The Netherlands have arguably been one of the biggest disappointments of UEFA EURO 2012 so far. Bert van Marwijk’s side started among the favourites to win the tournament but have lost both of their matches to date, the first a 1-0 defeat by Denmark and the second a 2-1 loss to arch-rivals Germany.
Even so, the Oranje still have a mathematical chance of reaching the knockout stages – provided they beat Portugal in their final group match and Germany win their remaining game against Denmark.
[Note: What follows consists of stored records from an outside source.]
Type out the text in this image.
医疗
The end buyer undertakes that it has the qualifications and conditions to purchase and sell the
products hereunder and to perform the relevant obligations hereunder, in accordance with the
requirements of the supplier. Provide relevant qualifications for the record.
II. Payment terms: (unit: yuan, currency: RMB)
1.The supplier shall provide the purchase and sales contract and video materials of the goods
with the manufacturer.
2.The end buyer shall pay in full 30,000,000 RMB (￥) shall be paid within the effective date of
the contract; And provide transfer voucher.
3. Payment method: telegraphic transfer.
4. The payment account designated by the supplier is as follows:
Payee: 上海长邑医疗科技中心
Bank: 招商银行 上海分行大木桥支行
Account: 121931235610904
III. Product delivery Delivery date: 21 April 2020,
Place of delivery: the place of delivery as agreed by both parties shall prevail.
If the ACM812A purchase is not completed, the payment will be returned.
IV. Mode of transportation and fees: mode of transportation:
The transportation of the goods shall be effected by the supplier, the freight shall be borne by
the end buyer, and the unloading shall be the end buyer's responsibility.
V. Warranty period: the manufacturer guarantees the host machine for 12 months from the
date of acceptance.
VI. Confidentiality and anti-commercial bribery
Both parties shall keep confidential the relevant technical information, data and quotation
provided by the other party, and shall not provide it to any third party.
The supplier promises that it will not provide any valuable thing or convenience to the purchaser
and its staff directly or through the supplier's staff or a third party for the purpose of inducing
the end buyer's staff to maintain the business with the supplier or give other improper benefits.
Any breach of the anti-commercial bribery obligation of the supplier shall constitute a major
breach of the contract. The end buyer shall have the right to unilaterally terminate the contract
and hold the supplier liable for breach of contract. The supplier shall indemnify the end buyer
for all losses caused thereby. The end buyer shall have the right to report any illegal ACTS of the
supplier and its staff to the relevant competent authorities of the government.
FIFA.com spoke exclusively to Dirk Kuyt, one of the most experienced players in the Dutch national squad, who gave his take on the situation.
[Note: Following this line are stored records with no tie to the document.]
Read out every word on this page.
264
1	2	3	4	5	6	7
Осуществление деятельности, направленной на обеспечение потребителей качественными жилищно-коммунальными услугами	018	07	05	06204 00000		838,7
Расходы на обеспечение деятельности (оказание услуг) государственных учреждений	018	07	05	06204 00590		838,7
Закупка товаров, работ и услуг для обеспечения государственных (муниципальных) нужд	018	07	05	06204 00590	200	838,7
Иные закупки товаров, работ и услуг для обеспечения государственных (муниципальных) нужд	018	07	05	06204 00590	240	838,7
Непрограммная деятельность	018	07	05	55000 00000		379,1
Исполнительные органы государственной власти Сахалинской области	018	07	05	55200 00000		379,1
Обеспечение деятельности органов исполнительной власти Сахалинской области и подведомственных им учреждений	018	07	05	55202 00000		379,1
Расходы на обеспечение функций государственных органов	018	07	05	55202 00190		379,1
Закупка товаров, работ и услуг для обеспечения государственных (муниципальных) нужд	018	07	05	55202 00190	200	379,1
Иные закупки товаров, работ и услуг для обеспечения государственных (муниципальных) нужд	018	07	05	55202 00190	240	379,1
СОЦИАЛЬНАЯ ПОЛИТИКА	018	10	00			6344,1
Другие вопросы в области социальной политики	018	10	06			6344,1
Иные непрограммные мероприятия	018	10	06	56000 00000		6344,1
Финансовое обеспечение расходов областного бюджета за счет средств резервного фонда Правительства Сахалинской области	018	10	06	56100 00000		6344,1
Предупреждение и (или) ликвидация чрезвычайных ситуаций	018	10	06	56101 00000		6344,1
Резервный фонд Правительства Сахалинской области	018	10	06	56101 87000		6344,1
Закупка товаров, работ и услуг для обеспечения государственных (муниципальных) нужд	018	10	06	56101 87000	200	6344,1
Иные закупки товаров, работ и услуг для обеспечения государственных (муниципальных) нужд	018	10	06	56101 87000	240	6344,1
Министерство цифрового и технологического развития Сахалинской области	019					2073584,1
Kuyt, who recently signed for Turkish outfit Fenerbahce, pulls no punches in his analysis and recognises that his team’s performances have not been up to scratch. “We had high expectations before the tournament, and to not have a single point after two matches is definitely very disappointing,” said the forward.
Particularly painful for the Netherlands was the defeat by Germany, their fierce rivals, who ran out convincing winners in Kharkiv on Wednesday. “It hurts much more to lose against them,” said Kuyt, before adding: “I think we started the game well, we had control, possession and created good chances.
For a player, not being in the starting XI is always disappointing, but we’re a team and we want to achieve things together.
"But conceding the first goal was a shock and we weren’t able to recover. In those situations you have to keep playing as if nothing has happened, but we didn’t do that and we conceded the second goal very quickly. We then made changes and pulled a goal back, and with a bit more luck we could have scored a second, but we didn’t do enough.”
The match was less enjoyable on a personal level than Kuyt would have liked, as he was afforded just eight minutes on the pitch to try to make a difference. Nonetheless, the forward is determined to make the best of a bad situation. “For a player, not being in the starting XI is always disappointing, but we’re a team and we want to achieve things together,” he said. “As a substitute you have to put your own frustration to one side and support your team-mates. Obviously I’d like to have played for longer, but what can you do – that’s football.”
Wiping the slate clean
Having analysed his side’s difficult opening games, Kuyt is now keen to move forward. Netherlands are not yet out of the competition, and the forward is still clinging to the hope of progressing.
“That’s one of the good things about football,” he said. “Anything can happen and we still have a chance. We have to play well against Portugal and then perhaps we’ll go through. After that, all the bad taste in our mouths will be gone.”
While the Netherlands’ hopes may not be entirely in their own hands, Kuyt is convinced they can turn the situation around. “It’s going to be difficult,” he said. “Denmark and Germany were tough, but it’s always like that in these tournaments. If we have a good day we can beat anyone, so I don’t see why we can’t do it against Portugal.”
Kuyt has done his sums and, as the moment of truth approaches, he has faith in the quality of his team, which has risen to the occasion so many times before. “This is a winning team that knows how to perform well at important times,” said the forward.
“It’s been many years since we last lost two matches in a row, and while it is a blow, I believe we can use our winning experience and quality to have a good game against Portugal. I hope the gods are on our side,” he concluded, with a touch of humour.